In a relief to the employers and employees, the government made two key announcements regarding a contribution towards the Employee Provident Fund.  First, the extension of EPF benefits for another 3 months (Jun to Aug) for companies employing up to 100 workers of which 90% less than Rs.15,000 per month. Second, the reduction of the Statutory Provident Fund contribution by both employers and employees to 10% of basic wages from the existing 12% for the next three months.
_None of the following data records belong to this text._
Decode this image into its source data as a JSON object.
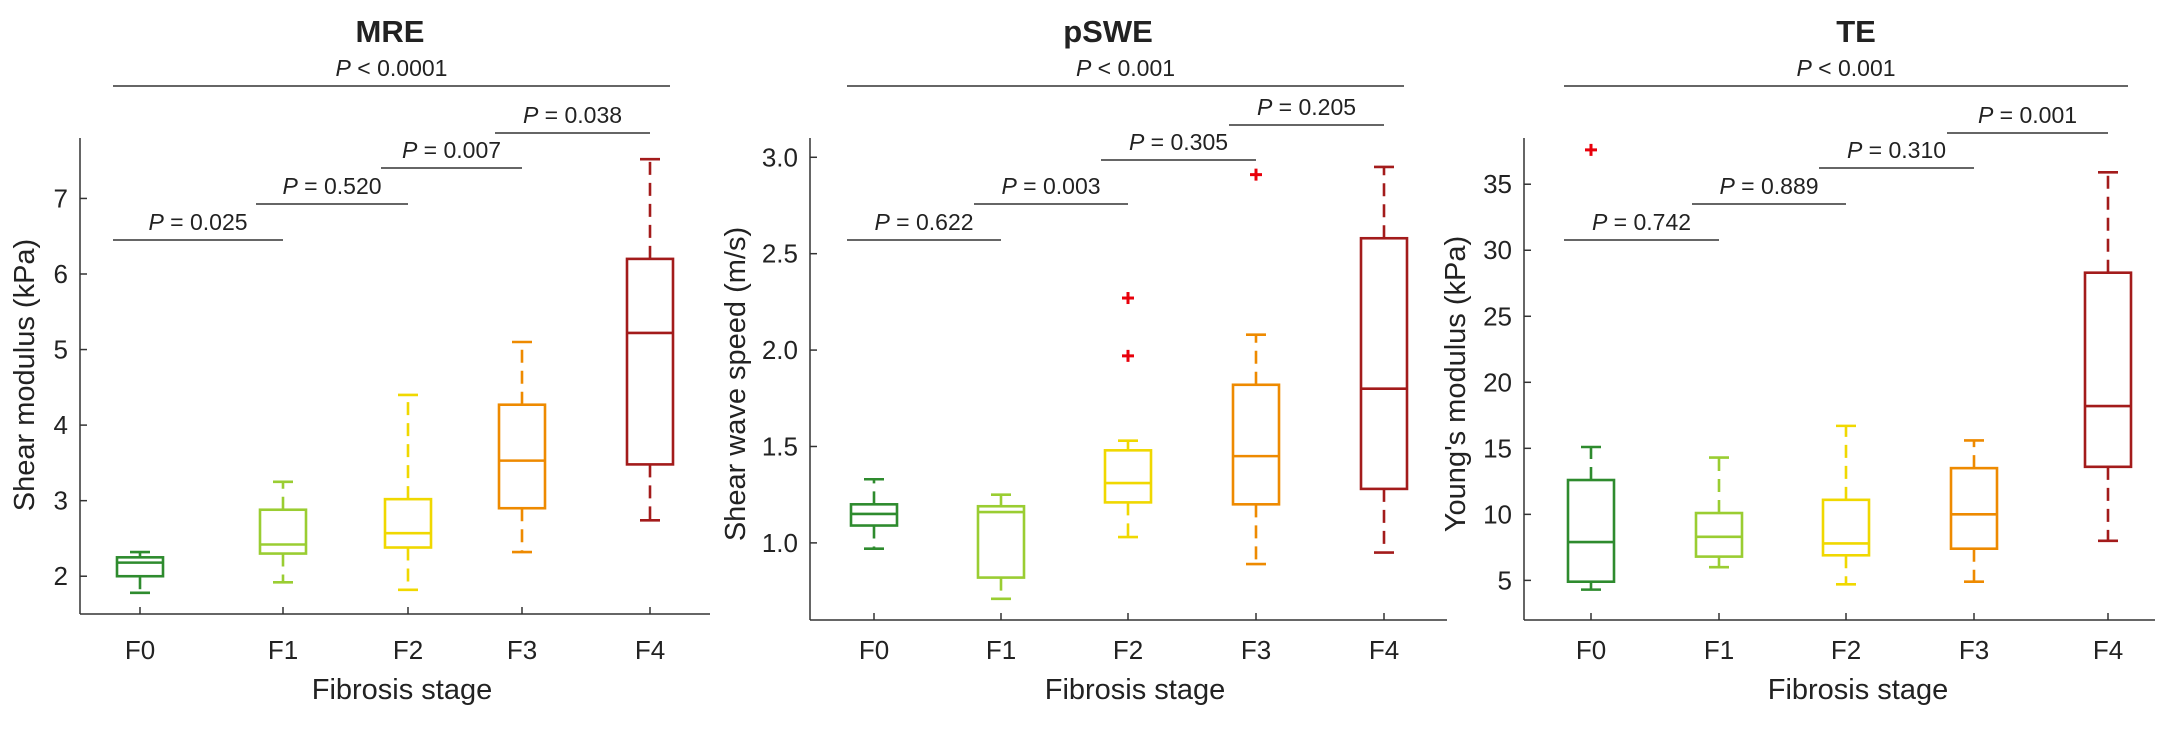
{
  "chart_data": [
    {
      "type": "box",
      "title": "MRE",
      "xlabel": "Fibrosis stage",
      "ylabel": "Shear modulus (kPa)",
      "categories": [
        "F0",
        "F1",
        "F2",
        "F3",
        "F4"
      ],
      "ylim": [
        1.5,
        7.8
      ],
      "yticks": [
        2,
        3,
        4,
        5,
        6,
        7
      ],
      "ytick_labels": [
        "2",
        "3",
        "4",
        "5",
        "6",
        "7"
      ],
      "boxes": [
        {
          "category": "F0",
          "whisker_low": 1.78,
          "q1": 2.0,
          "median": 2.18,
          "q3": 2.25,
          "whisker_high": 2.32,
          "outliers": []
        },
        {
          "category": "F1",
          "whisker_low": 1.92,
          "q1": 2.3,
          "median": 2.42,
          "q3": 2.88,
          "whisker_high": 3.25,
          "outliers": []
        },
        {
          "category": "F2",
          "whisker_low": 1.82,
          "q1": 2.38,
          "median": 2.57,
          "q3": 3.02,
          "whisker_high": 4.4,
          "outliers": []
        },
        {
          "category": "F3",
          "whisker_low": 2.32,
          "q1": 2.9,
          "median": 3.53,
          "q3": 4.27,
          "whisker_high": 5.1,
          "outliers": []
        },
        {
          "category": "F4",
          "whisker_low": 2.74,
          "q1": 3.48,
          "median": 5.22,
          "q3": 6.2,
          "whisker_high": 7.52,
          "outliers": []
        }
      ],
      "comparisons": [
        {
          "from": "F0",
          "to": "F1",
          "label": "P = 0.025",
          "y": 6.45
        },
        {
          "from": "F1",
          "to": "F2",
          "label": "P = 0.520",
          "y": 6.9
        },
        {
          "from": "F2",
          "to": "F3",
          "label": "P = 0.007",
          "y": 7.37
        },
        {
          "from": "F3",
          "to": "F4",
          "label": "P = 0.038",
          "y": 7.82
        },
        {
          "from": "F0",
          "to": "F4",
          "label": "P < 0.0001",
          "y": 8.47
        }
      ]
    },
    {
      "type": "box",
      "title": "pSWE",
      "xlabel": "Fibrosis stage",
      "ylabel": "Shear wave speed (m/s)",
      "categories": [
        "F0",
        "F1",
        "F2",
        "F3",
        "F4"
      ],
      "ylim": [
        0.6,
        3.1
      ],
      "yticks": [
        1.0,
        1.5,
        2.0,
        2.5,
        3.0
      ],
      "ytick_labels": [
        "1.0",
        "1.5",
        "2.0",
        "2.5",
        "3.0"
      ],
      "boxes": [
        {
          "category": "F0",
          "whisker_low": 0.97,
          "q1": 1.09,
          "median": 1.15,
          "q3": 1.2,
          "whisker_high": 1.33,
          "outliers": []
        },
        {
          "category": "F1",
          "whisker_low": 0.71,
          "q1": 0.82,
          "median": 1.16,
          "q3": 1.19,
          "whisker_high": 1.25,
          "outliers": []
        },
        {
          "category": "F2",
          "whisker_low": 1.03,
          "q1": 1.21,
          "median": 1.31,
          "q3": 1.48,
          "whisker_high": 1.53,
          "outliers": [
            1.97,
            2.27
          ]
        },
        {
          "category": "F3",
          "whisker_low": 0.89,
          "q1": 1.2,
          "median": 1.45,
          "q3": 1.82,
          "whisker_high": 2.08,
          "outliers": [
            2.91
          ]
        },
        {
          "category": "F4",
          "whisker_low": 0.95,
          "q1": 1.28,
          "median": 1.8,
          "q3": 2.58,
          "whisker_high": 2.95,
          "outliers": []
        }
      ],
      "comparisons": [
        {
          "from": "F0",
          "to": "F1",
          "label": "P = 0.622",
          "y": 2.55
        },
        {
          "from": "F1",
          "to": "F2",
          "label": "P = 0.003",
          "y": 2.75
        },
        {
          "from": "F2",
          "to": "F3",
          "label": "P = 0.305",
          "y": 2.97
        },
        {
          "from": "F3",
          "to": "F4",
          "label": "P = 0.205",
          "y": 3.15
        },
        {
          "from": "F0",
          "to": "F4",
          "label": "P < 0.001",
          "y": 3.39
        }
      ]
    },
    {
      "type": "box",
      "title": "TE",
      "xlabel": "Fibrosis stage",
      "ylabel": "Young's modulus (kPa)",
      "categories": [
        "F0",
        "F1",
        "F2",
        "F3",
        "F4"
      ],
      "ylim": [
        2,
        38.5
      ],
      "yticks": [
        5,
        10,
        15,
        20,
        25,
        30,
        35
      ],
      "ytick_labels": [
        "5",
        "10",
        "15",
        "20",
        "25",
        "30",
        "35"
      ],
      "boxes": [
        {
          "category": "F0",
          "whisker_low": 4.3,
          "q1": 4.9,
          "median": 7.9,
          "q3": 12.6,
          "whisker_high": 15.1,
          "outliers": [
            37.6
          ]
        },
        {
          "category": "F1",
          "whisker_low": 6.0,
          "q1": 6.8,
          "median": 8.3,
          "q3": 10.1,
          "whisker_high": 14.3,
          "outliers": []
        },
        {
          "category": "F2",
          "whisker_low": 4.7,
          "q1": 6.9,
          "median": 7.8,
          "q3": 11.1,
          "whisker_high": 16.7,
          "outliers": []
        },
        {
          "category": "F3",
          "whisker_low": 4.9,
          "q1": 7.4,
          "median": 10.0,
          "q3": 13.5,
          "whisker_high": 15.6,
          "outliers": []
        },
        {
          "category": "F4",
          "whisker_low": 8.0,
          "q1": 13.6,
          "median": 18.2,
          "q3": 28.3,
          "whisker_high": 35.9,
          "outliers": []
        }
      ],
      "comparisons": [
        {
          "from": "F0",
          "to": "F1",
          "label": "P = 0.742",
          "y": 31.5
        },
        {
          "from": "F1",
          "to": "F2",
          "label": "P = 0.889",
          "y": 34.2
        },
        {
          "from": "F2",
          "to": "F3",
          "label": "P = 0.310",
          "y": 36.9
        },
        {
          "from": "F3",
          "to": "F4",
          "label": "P = 0.001",
          "y": 39.6
        },
        {
          "from": "F0",
          "to": "F4",
          "label": "P < 0.001",
          "y": 42.3
        }
      ]
    }
  ],
  "colors": {
    "F0": "#2e8b2e",
    "F1": "#9acd32",
    "F2": "#f0d800",
    "F3": "#ee8a00",
    "F4": "#a31b1b",
    "outlier": "#e8000b",
    "axis": "#333333"
  }
}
This decision has been taken to facilitate more take-home relief salary for employees and give relief to employers in payment of PF dues resulting in liquidity ease of Rs.6,750 which will have an impact on 4.3 crore employees and 6.5 crore employers.

As per the aforementioned measures taken by the government, it can be concluded that the Indian economy needs both supply and demand measures for the revival. And the government also focused on both sides. For supply-side measures, the government aimed at activating business in the MSMEs, real estate, etc, and to boost the demand government aimed at increasing the disposal income of households through cash transfers and tax concessions.